PARIS (Reuters) – The main European stock markets are moving higher on Tuesday morning amid optimism that the Federal Reserve (Fed) will soon end its interest rate hike, with a slowdown in inflation expected. expected in the United States and several officials who made remarks deemed less restrictive.
In Paris, the CAC 40 took 0.51% to 7,180.26 points around 07:30 GMT. In London, the FTSE 100 advances by 0.01% and in Frankfurt, the Dax gains 0.24%.
The EuroStoxx 50 index rose by 0.28%, the FTSEurofirst 300 by 0.41% and the Stoxx 600 by 0.31%.
Futures contracts on Wall Street foreshadow an increase of 0.09% for the Dow Jones, 0.1% for the Standard & Poor’s 500 and 0.2% for the Nasdaq the day after a marked session. also by a rebound from last week’s losses.

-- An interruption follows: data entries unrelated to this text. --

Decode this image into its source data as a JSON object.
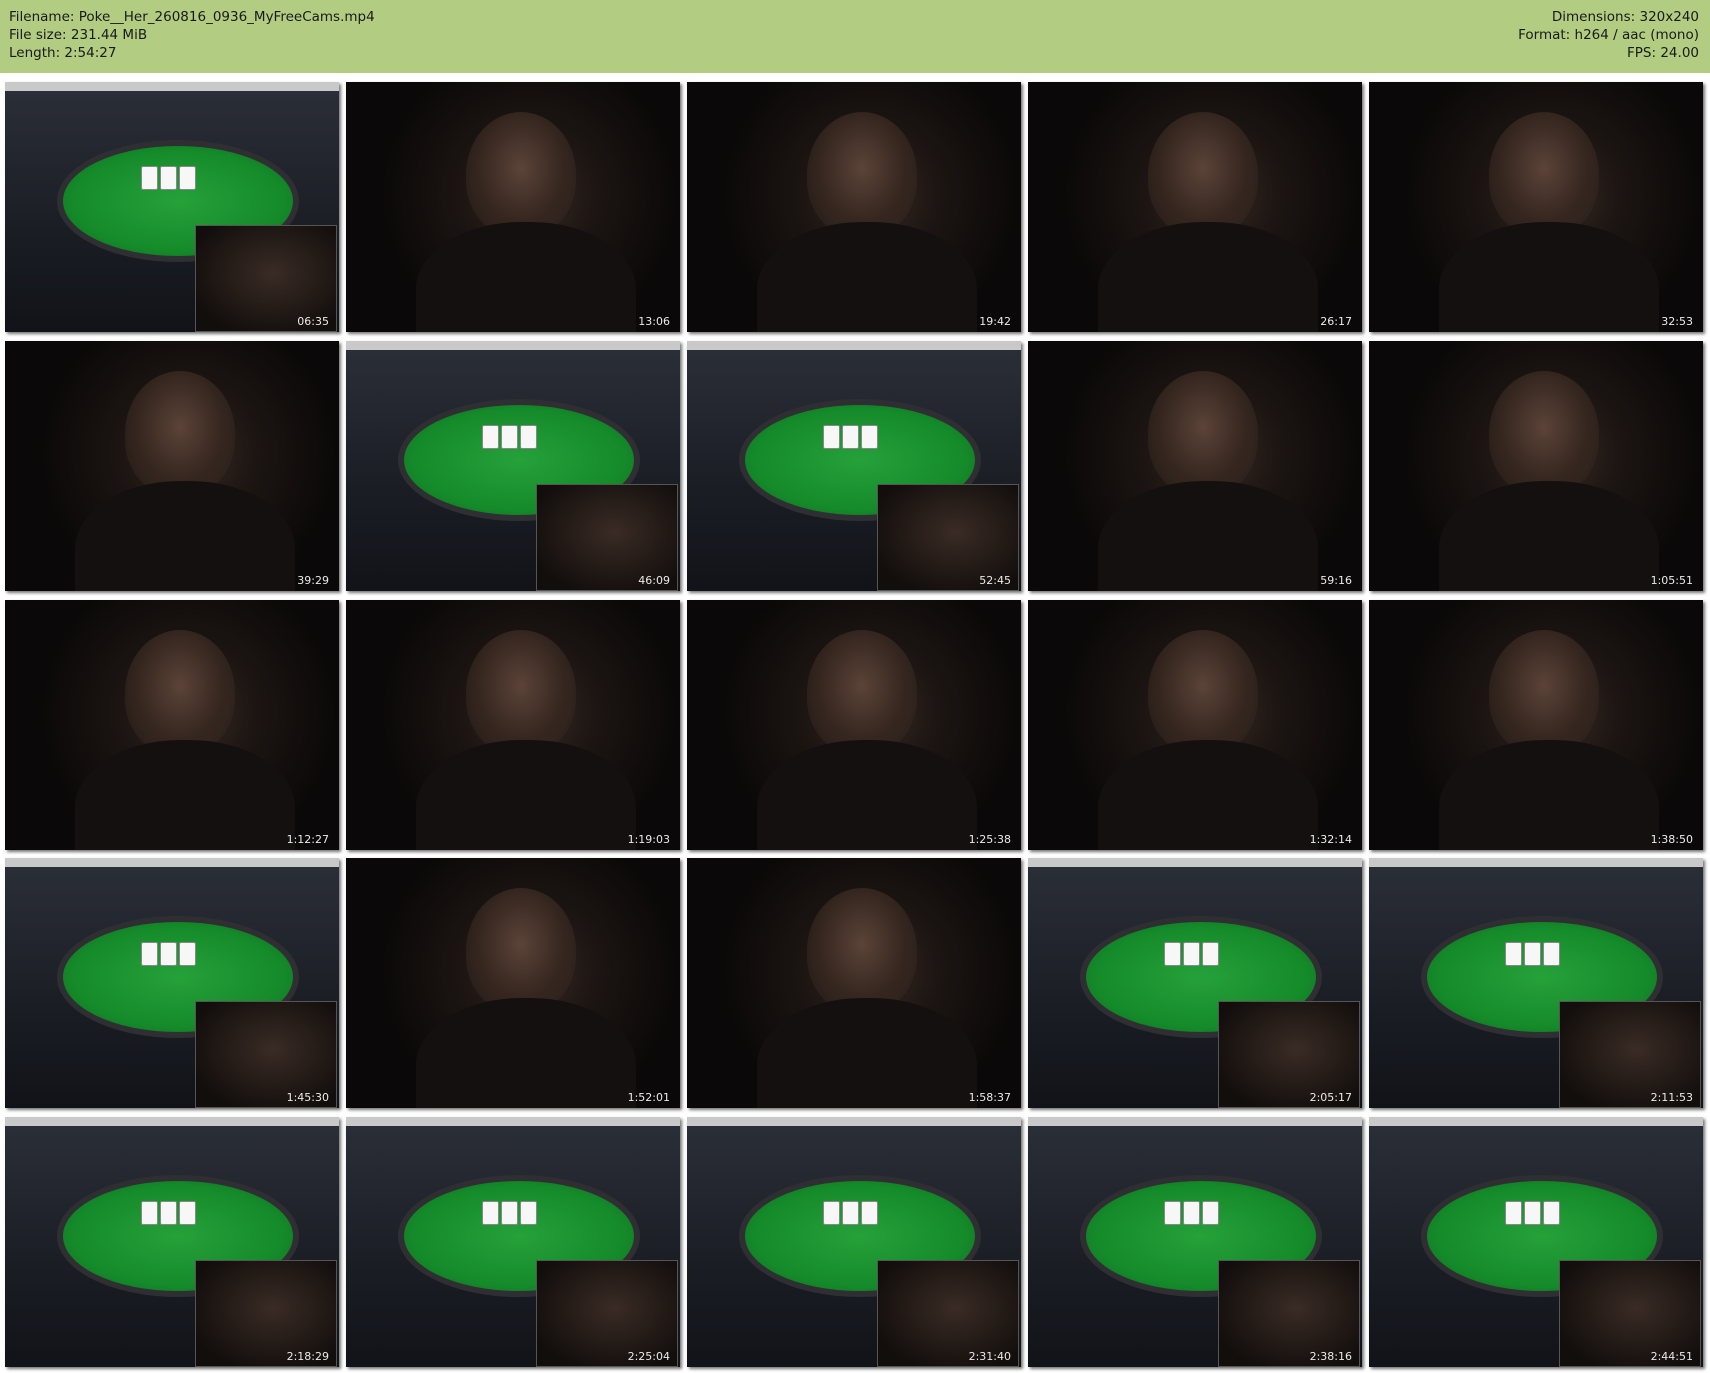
{
  "header": {
    "filename": "Filename: Poke__Her_260816_0936_MyFreeCams.mp4",
    "filesize": "File size: 231.44 MiB",
    "length": "Length: 2:54:27",
    "dimensions": "Dimensions: 320x240",
    "format": "Format: h264 / aac (mono)",
    "fps": "FPS: 24.00",
    "bg_color": "#b2cc82"
  },
  "thumbnails": [
    {
      "time": "06:35",
      "kind": "poker"
    },
    {
      "time": "13:06",
      "kind": "webcam"
    },
    {
      "time": "19:42",
      "kind": "webcam"
    },
    {
      "time": "26:17",
      "kind": "webcam"
    },
    {
      "time": "32:53",
      "kind": "webcam"
    },
    {
      "time": "39:29",
      "kind": "webcam"
    },
    {
      "time": "46:09",
      "kind": "poker"
    },
    {
      "time": "52:45",
      "kind": "poker"
    },
    {
      "time": "59:16",
      "kind": "webcam"
    },
    {
      "time": "1:05:51",
      "kind": "webcam"
    },
    {
      "time": "1:12:27",
      "kind": "webcam"
    },
    {
      "time": "1:19:03",
      "kind": "webcam"
    },
    {
      "time": "1:25:38",
      "kind": "webcam"
    },
    {
      "time": "1:32:14",
      "kind": "webcam"
    },
    {
      "time": "1:38:50",
      "kind": "webcam"
    },
    {
      "time": "1:45:30",
      "kind": "poker"
    },
    {
      "time": "1:52:01",
      "kind": "webcam"
    },
    {
      "time": "1:58:37",
      "kind": "webcam"
    },
    {
      "time": "2:05:17",
      "kind": "poker"
    },
    {
      "time": "2:11:53",
      "kind": "poker"
    },
    {
      "time": "2:18:29",
      "kind": "poker"
    },
    {
      "time": "2:25:04",
      "kind": "poker"
    },
    {
      "time": "2:31:40",
      "kind": "poker"
    },
    {
      "time": "2:38:16",
      "kind": "poker"
    },
    {
      "time": "2:44:51",
      "kind": "poker"
    }
  ]
}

U.S. consumer price (CPI) data for June will be released on Wednesday and the Reuters consensus forecasts a slowdown to 3.1% year-on-year, raising hopes of an imminent end to the monetary tightening by the Fed.
This hope was further fueled by comments Monday from several Fed officials. San Francisco branch president Mary Daly said two more rate hikes would likely still be needed, but the tightening cycle was coming to an end.

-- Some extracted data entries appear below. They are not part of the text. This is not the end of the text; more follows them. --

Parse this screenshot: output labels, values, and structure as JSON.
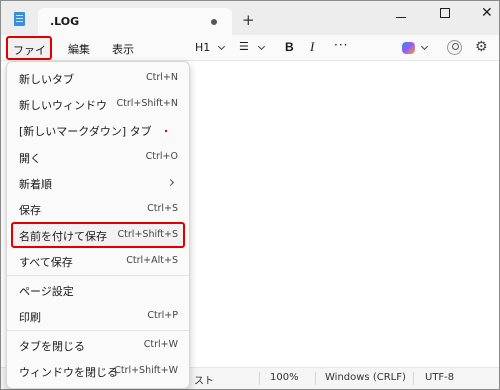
{
  "titlebar": {
    "tab_title": ".LOG",
    "new_tab_symbol": "+",
    "close_symbol": "✕"
  },
  "menubar": {
    "file": "ファイル",
    "edit": "編集",
    "view": "表示"
  },
  "toolbar": {
    "heading": "H1",
    "bold": "B",
    "italic": "I",
    "more": "···",
    "list_icon": "☰",
    "settings_icon": "⚙"
  },
  "file_menu": {
    "items": [
      {
        "label": "新しいタブ",
        "shortcut": "Ctrl+N"
      },
      {
        "label": "新しいウィンドウ",
        "shortcut": "Ctrl+Shift+N"
      },
      {
        "label": "[新しいマークダウン] タブ",
        "shortcut": ""
      },
      {
        "label": "開く",
        "shortcut": "Ctrl+O"
      },
      {
        "label": "新着順",
        "shortcut": ""
      },
      {
        "label": "保存",
        "shortcut": "Ctrl+S"
      },
      {
        "label": "名前を付けて保存",
        "shortcut": "Ctrl+Shift+S"
      },
      {
        "label": "すべて保存",
        "shortcut": "Ctrl+Alt+S"
      },
      {
        "label": "ページ設定",
        "shortcut": ""
      },
      {
        "label": "印刷",
        "shortcut": "Ctrl+P"
      },
      {
        "label": "タブを閉じる",
        "shortcut": "Ctrl+W"
      },
      {
        "label": "ウィンドウを閉じる",
        "shortcut": "Ctrl+Shift+W"
      }
    ]
  },
  "statusbar": {
    "partial": "スト",
    "zoom": "100%",
    "line_ending": "Windows (CRLF)",
    "encoding": "UTF-8"
  },
  "colors": {
    "highlight_border": "#e00000",
    "app_icon": "#3a8fd8"
  }
}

“I think we’re close,” Fed Vice Chairman Michael Barr said of the end of the rate hike.
In the foreign exchange market, the euro hit a two-month high of $1.1022 and the pound a 15-month high of $1.2887.
On the stock market, the positive trend in Europe is driven by the basic resources compartment (+1.33%), exposed to China, in view of economic stimulus measures by Beijing.
In individual values, Renault takes 0.34% after reporting an 11% increase in global sales of the diamond brand to 770,807 units in the first half.
Dassault Aviation advanced 2.33%, the Indian agency ANI having reported that the Indian Ministry of Defense gave its initial agreement on Monday to the purchase of 26 Rafale planes and three Scorpene submarines from France.
Daimler Truck rose by 2.32%, signing the best performance of the Dax in Frankfurt, thanks to the increase in its annual forecasts and the announcement of a share buyback plan.